Sat right on the edge of the Southern Great Plains, on the cusp of the border between Hungary and Serbia, bustling, larger-than-life Szeged rarely fails to enthrall travellers who happen to pass its way. As the fourth largest city in the country overall it’s certainly no bucolic getaway, especially considering the injection of vitality that comes with the prestigious University of Szeged and its youthful students. What’s more, a flood here in 1879 drew the attention of no lesser a visionary than Emperor Franz Joseph, who promised to reinvigorate the centre with leafy walkways, palatial constructions and a healthy dose of Habsburg grandeur, much of which can now be spied out threading its way around Dóm Square.
Although humble little Vác, sat north of Budapest between the rising foothills of the Carpathian ranges, remains a rare addition to any tourist itinerary in Hungary, it’s certainly got more than its fair share of worthy sights. On its central March 15 Square, just two streets away from the winding waterways of the River Danube, history oozes from every crack and crevice, from the ice-cream-coloured baroque mansions built by the passing Habsburgs, from the ancient remnants of Roman homes that lie in the middle and from the charming facades of the Dominican Church. Then there’s that unforgettable Cathedral building, looking lifted straight from the Aventine Hill in Rome.

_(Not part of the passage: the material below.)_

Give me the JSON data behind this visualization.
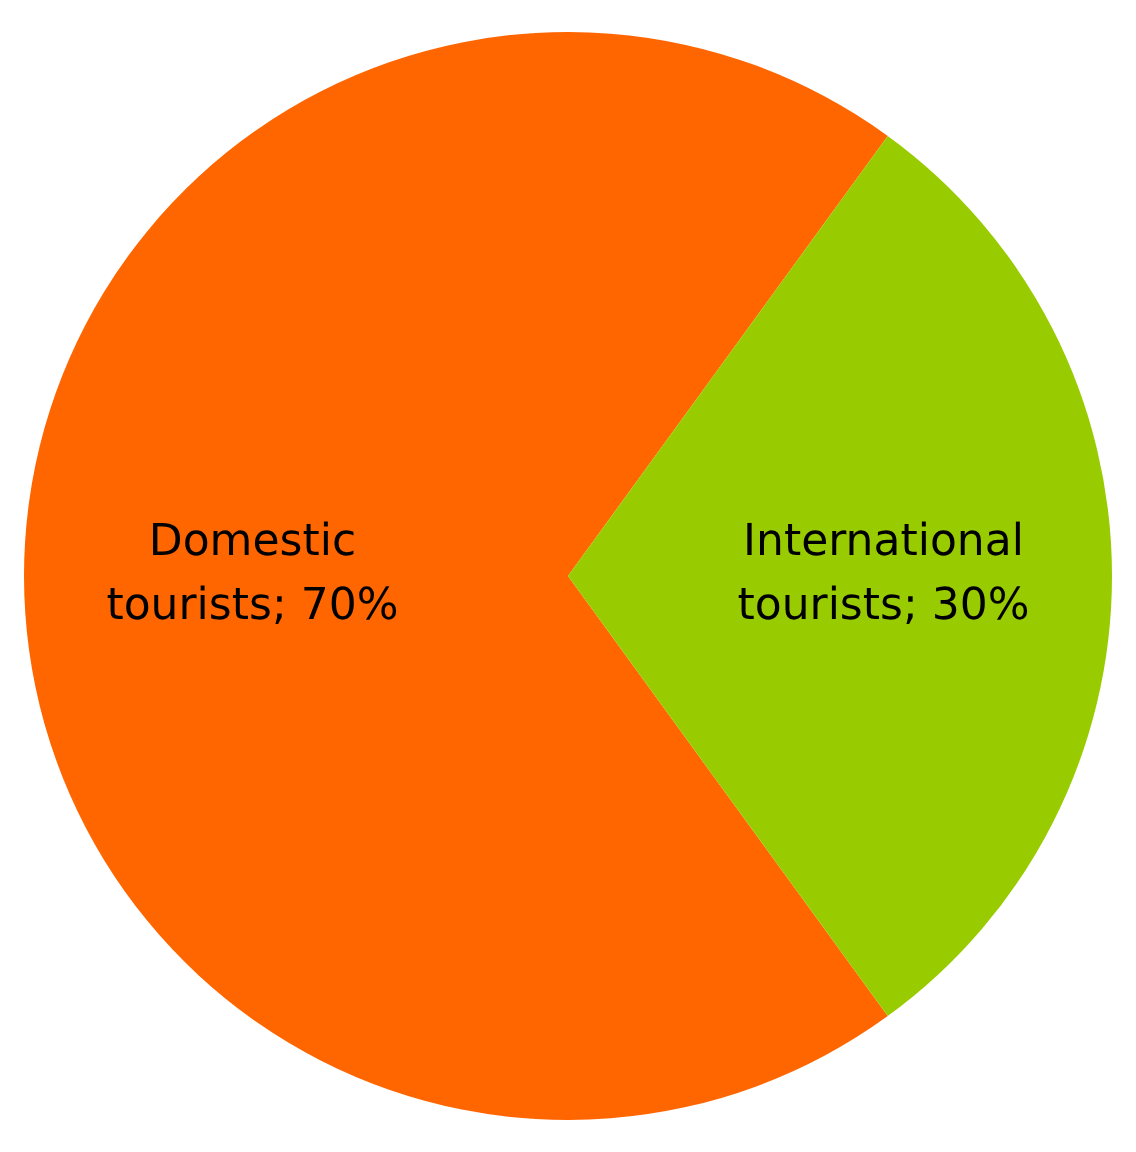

There’s only really one reason travellers passing through this periphery of Budapest would stop to smell the roses, and it comes in the form of the opulent Royal Palace of Gödöllő. The one time home of Emperor Franz Joseph himself, it’s arguably one of the most exquisite remnants of Austrian influence in all of old Magyar. Decorated to the hilt with Baroque curls and filigrees like icing on an impossibly elaborate wedding cake. If you can linger a while to explore some of the other sites here, then do. Erzsébet Park throws out verdant avenues of hornbeam trees and beeches, and the Capuchin church boasts one gorgeous place amidst the woods in Máriabesnyő.
Just a stone’s throw from the bustling inner districts of Budapest, boho Szentendre bursts at the charming cobbled seams with more art galleries and independent craft shops than you can shake a bubbling bowl of paprika-infused goulash at. Its centre, a maze of stone-clad streets and shady alleyways illuminated by boughs of fairy lights and café candles, finds its focus on Fő tér, a charming square of low-rise houses and al fresco cafes that can be found awash with artsy types fresh from the contemporary galleries right throughout the summer.
The historic bulwark of the great Danube Bend is all about the drama. Draped impossibly over the verdant river banks, this masterwork of medieval fortification was the brainchild of King Béla IV, who determined to keep out the Mongol Hordes in the aftermath of a tumultuous 12th century for Hungary. In subsequent centuries extra keeps and palaces and sprawling sets of palisades were added by the likes of Matthias Corvinus and Sigismund of Luxemburg, while an exquisite royal palace complex sits below, awash with Renaissance, Franciscan and Gothic styles.
Rustic little Hollókő has held a coveted UNESCO World Heritage title since 1987. It was crowned for its enchanting wealth of brick and whitewashed homes, all half-timbered, clad in rough-hewn masonry and dressed in a lush covering of traditional hanging baskets, doing well to reflect the original styles of pre-industrial settlement building in this section of Central Europe. What’s more, the surrounding ridges of the Cserhát Mountains make for one truly breath-taking setting, while the lonely, melancholic tower of the shingled church is just asking to be photographed.